The filming of episodes 67 and 68: from April 3 to April 20 in Angoulême and around, episodes 69 and 70: from May 22 for 3 weeks in Angoulême and surroundings, episodes 71 and 72: from June 18 for 3 weeks in Angoulême and surroundings and episodes 73 and 74: from September 3 for 3 weeks in Angoulême and the surrounding area.

The filming of the final of the fifth season in La Réunion lasted 24 days.

The shooting of the sixth season begins at the end of February 2011 for an expected duration of nine months.

The shooting of the seventh season is from April to December 2012.

Since the eighth season and the relocation of the series to Nice, production has set up its studios in a former perfumery factory in the Grasse (Alpes-Maritimes) zone. The shooting of the eighth season begins in April 2013 in region.

The filming of the ninth season begins March 24, 2014.

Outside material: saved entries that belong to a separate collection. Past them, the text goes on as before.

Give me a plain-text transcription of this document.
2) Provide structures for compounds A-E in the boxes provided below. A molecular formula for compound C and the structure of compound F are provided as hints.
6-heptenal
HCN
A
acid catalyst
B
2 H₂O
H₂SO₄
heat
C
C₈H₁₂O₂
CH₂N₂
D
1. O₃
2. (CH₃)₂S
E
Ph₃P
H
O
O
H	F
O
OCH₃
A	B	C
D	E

The shooting of the tenth season is planned in two stages: a first part from the end of March 2015, and a second part from the summer until the end of December 2015.

The filming of the eleventh season began in March 2016.

The shooting of the twelfth season began on March 13, 2017.